The Health Care Financing Administration recently issued the first part of its final rule on the "Stark" law, which generally prohibits physicians from referring patients for specific health services to entities in which the physician or a family member has a financial stake.

The law specifically disallows physicians from making referrals to entities with which they or their family members have ownership, investment or other financial relationships.

Among the health services in question are clinical laboratory services; physical, occupational and speech therapy services; radiology services; radiation therapy services and supplies; certain types of medical equipment; prosthetics, orthotics, and related devices and supplies; home health services; prescription drugs furnished in certain settings; and inpatient and outpatient hospital services.

The relationships that might raise issues concerning the law potentially are limitless. For example, a physician's referral of a patient to a hospital could be problematic if the physician is paid by the hospital or pays the hospital for consulting services, office space, equipment or any other service.

A physician who has a direct or indirect ownership interest in a health care provider such as a physical therapy office could violate Stark by referring patients to that provider.

Even orders a physician makes that are carried out in his or her own office (such as an X-ray on a patient using the office's own X-ray machine) might violate the Stark law, depending on the circumstances.

Violations of Stark might result in required refunds to Medicare or Medicaid, significant financial penalties and exclusion from participation in certain health care programs, including Medicare.

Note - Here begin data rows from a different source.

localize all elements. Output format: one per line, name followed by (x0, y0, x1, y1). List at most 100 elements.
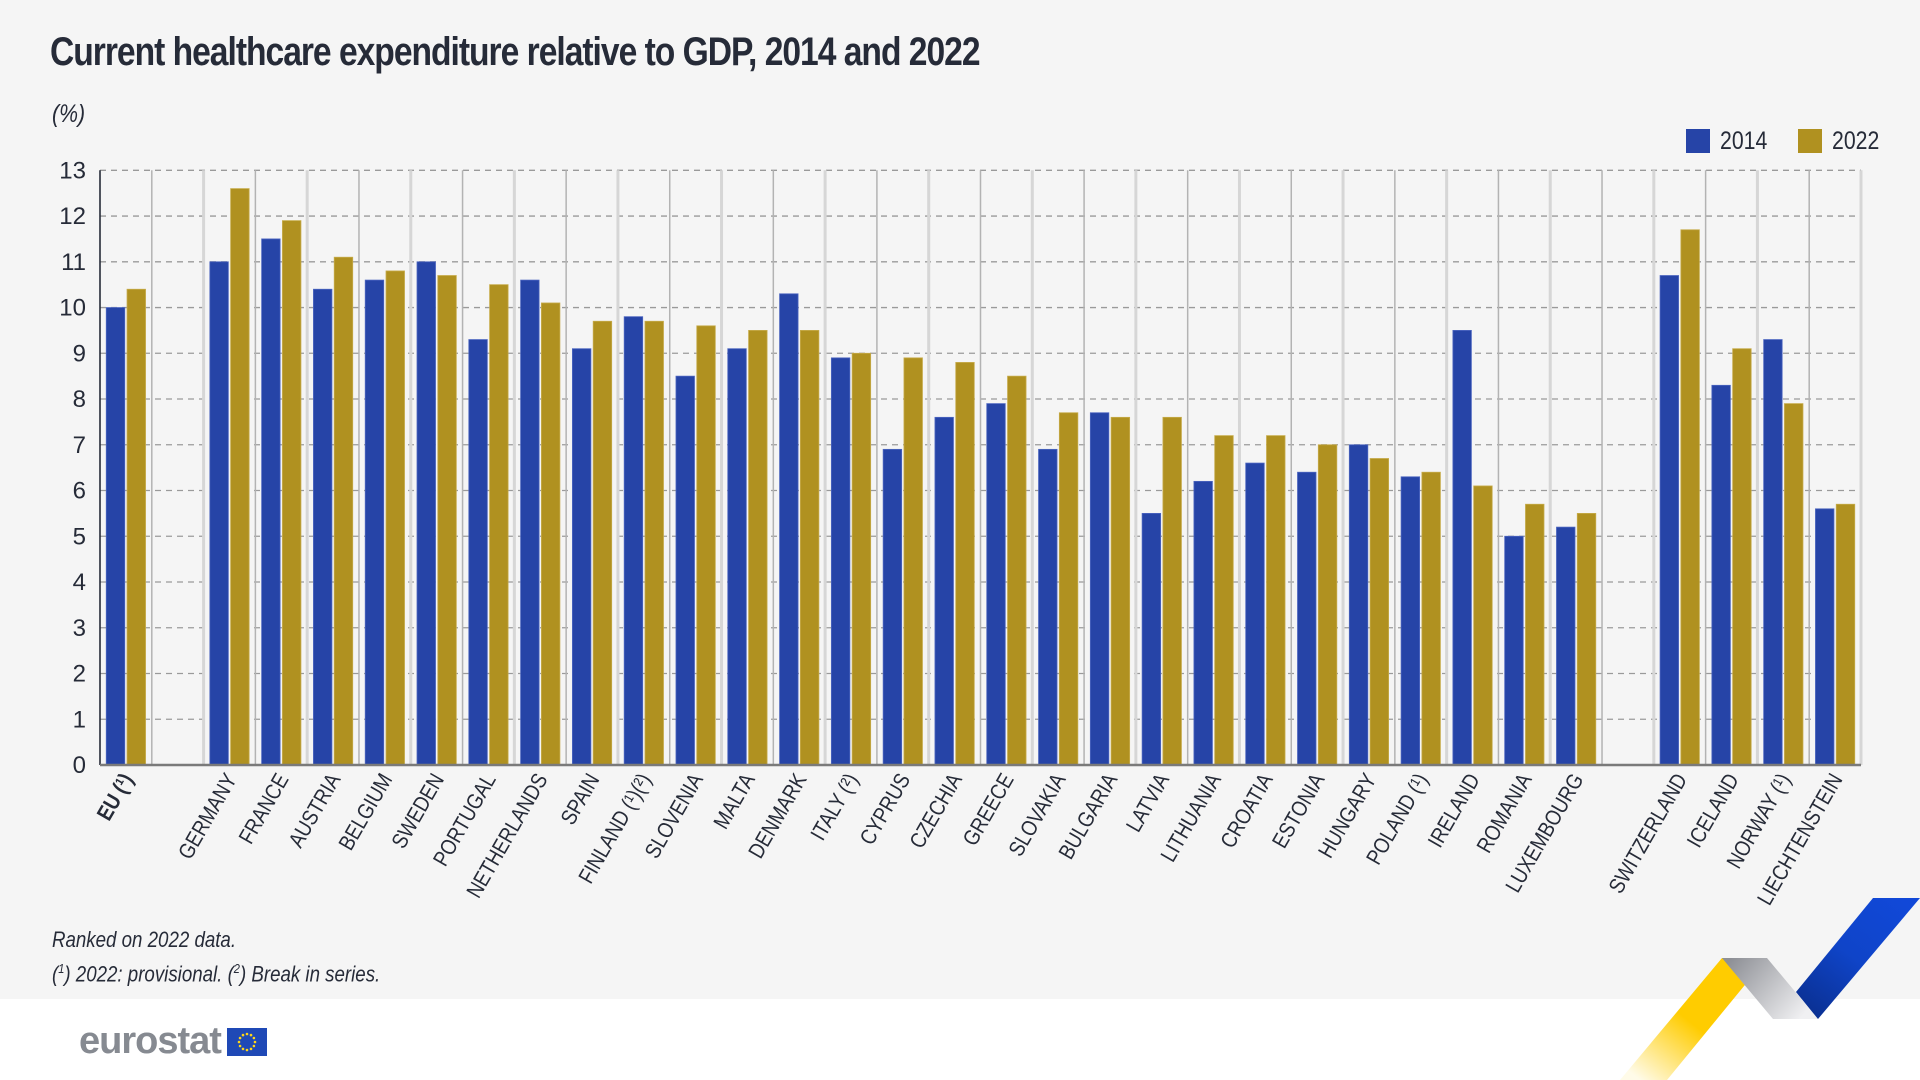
bar-2022 (1214, 435, 1234, 766)
legend: 2014 2022 (1686, 126, 1909, 156)
x-tick-label: GERMANY (174, 770, 242, 864)
chart-title: Current healthcare expenditure relative … (50, 30, 981, 74)
bar-2022 (799, 330, 820, 766)
bar-2022 (230, 188, 250, 766)
bar-2014 (1504, 535, 1524, 766)
bar-2014 (209, 261, 229, 766)
footnote-sup: 2 (233, 961, 240, 976)
bar-2022 (592, 320, 613, 766)
x-tick-label: CYPRUS (856, 770, 915, 849)
flag-star (252, 1044, 256, 1047)
flag-star (245, 1032, 249, 1035)
bar-2022 (1266, 435, 1286, 766)
y-tick-label: 3 (73, 615, 86, 642)
bar-2022 (1110, 416, 1131, 766)
bar-2022 (489, 284, 509, 766)
flag-star (238, 1036, 242, 1039)
bar-2022 (1835, 503, 1856, 766)
legend-swatch-2022 (1797, 129, 1822, 153)
legend-item-2022: 2022 (1797, 126, 1888, 156)
bar-2014 (1089, 412, 1110, 766)
footnotes: Ranked on 2022 data. (1) 2022: provision… (52, 925, 380, 988)
footnote-ranking: Ranked on 2022 data. (52, 927, 237, 952)
bar-2014 (779, 293, 799, 766)
bar-2022 (1784, 403, 1804, 766)
bar-2022 (541, 302, 561, 766)
y-tick-label: 6 (73, 478, 86, 505)
legend-label-2014: 2014 (1720, 126, 1768, 155)
x-tick-label: LATVIA (1122, 770, 1174, 837)
bar-2014 (1245, 462, 1265, 766)
flag-star (241, 1033, 245, 1036)
bar-2022 (748, 330, 768, 766)
bar-2014 (882, 448, 903, 766)
bar-2022 (644, 320, 664, 766)
bar-2014 (675, 375, 695, 766)
flag-star (249, 1047, 253, 1050)
flag-star (238, 1044, 242, 1047)
bar-2022 (385, 270, 405, 766)
y-tick-label: 11 (61, 249, 86, 276)
bar-2022 (1576, 512, 1597, 766)
flag-star (237, 1040, 241, 1043)
bar-2022 (1421, 471, 1441, 766)
y-tick-label: 0 (73, 752, 86, 779)
y-tick-label: 9 (73, 340, 86, 367)
bar-2014 (1763, 339, 1783, 766)
bar-2014 (105, 307, 126, 766)
bar-2022 (696, 325, 716, 766)
flag-star (241, 1047, 245, 1050)
legend-label-2022: 2022 (1831, 126, 1879, 155)
bar-2014 (727, 348, 747, 766)
bar-2014 (1556, 526, 1576, 766)
y-tick-label: 8 (73, 386, 86, 413)
flag-star (245, 1048, 249, 1051)
x-tick-label: FRANCE (235, 770, 294, 848)
bar-2014 (1297, 471, 1317, 766)
flag-star (253, 1040, 257, 1043)
legend-item-2014: 2014 (1686, 127, 1776, 156)
bar-2014 (1815, 508, 1835, 766)
bar-2014 (1141, 512, 1162, 766)
bar-2014 (313, 288, 333, 766)
y-tick-label: 10 (59, 295, 86, 322)
x-tick-label: ITALY (²) (807, 770, 864, 845)
bar-2014 (1711, 384, 1731, 766)
y-tick-label: 5 (73, 523, 86, 550)
bar-2022 (851, 352, 872, 766)
bar-2022 (1680, 229, 1700, 766)
bar-2014 (571, 348, 592, 766)
bar-2014 (1193, 480, 1213, 766)
legend-swatch-2014 (1686, 129, 1710, 153)
bar-2014 (830, 357, 851, 766)
bar-2014 (364, 279, 385, 766)
x-tick-label: SWITZERLAND (1605, 770, 1693, 898)
y-tick-label: 13 (59, 157, 86, 184)
footnote-text: ( (52, 961, 59, 987)
flag-star (249, 1033, 253, 1036)
logo-text: eurostat (79, 1020, 222, 1062)
y-tick-label: 7 (73, 432, 86, 459)
bar-2022 (126, 288, 146, 766)
bar-2014 (986, 403, 1006, 766)
bar-2022 (1525, 503, 1545, 766)
bar-2022 (1162, 416, 1182, 766)
bar-2022 (1007, 375, 1027, 766)
bar-2022 (437, 275, 457, 766)
footnote-flags: (1) 2022: provisional. (2) Break in seri… (52, 954, 380, 988)
bar-2014 (1348, 444, 1369, 766)
y-tick-label: 12 (59, 203, 86, 230)
bar-2014 (468, 339, 488, 766)
footnote-text: ) 2022: provisional. ( (64, 961, 234, 987)
bar-2022 (903, 357, 923, 766)
x-tick-label: EU (¹) (93, 770, 138, 825)
x-tick-label: SPAIN (557, 770, 605, 829)
bar-2014 (261, 238, 281, 766)
bar-2022 (1369, 458, 1390, 766)
bar-2022 (955, 362, 975, 766)
bar-2014 (1400, 476, 1420, 766)
bar-2022 (1317, 444, 1338, 766)
bar-2022 (282, 220, 302, 766)
bar-2014 (416, 261, 436, 766)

Because the reach of Stark is so broad, the law itself contains specific exceptions that protect certain arrangements, which otherwise would be problematic. The interpretation of these exceptions, and the creation of new exceptions, has been delegated to the Health Care Financing Administration.

The administration issued proposed regulations on the Stark law during 1998. Since then, health care providers have been waiting for final regulations that would provide guidance on what arrangements were acceptable under Stark. The first part of these final regulations was published last month. The second half is expected to be released soon.

The final regulations make numerous changes to the Stark law as previously understood.

For example, physicians or groups that rent certain pieces of equipment on a daily basis might not be able to continue doing so because the final regulations make such arrangements difficult, if not impossible, to maintain.

Another example involves the potential for physicians to sell items such as crutches, canes and manual wheelchairs directly to their patients for a profit if specified requirements are met.

Because the changes are so significant, the administration has delayed enforcement of the new regulations until Jan. 4, 2002. The only exception pertains to provisions of the rule concerning physician relationships with home health providers, which are effective now.

Physicians, and entities that have relationships with physicians, therefore generally will have a "window of opportunity," until Jan. 4, 2002 to review their existing arrangements and to make any changes necessary to come into compliance.

They also might wish to revisit potential arrangements they previously avoided to see if the Stark regulations regarding them have been relaxed. Health care providers must recognize that any previous analysis of Stark compliance should be revisited.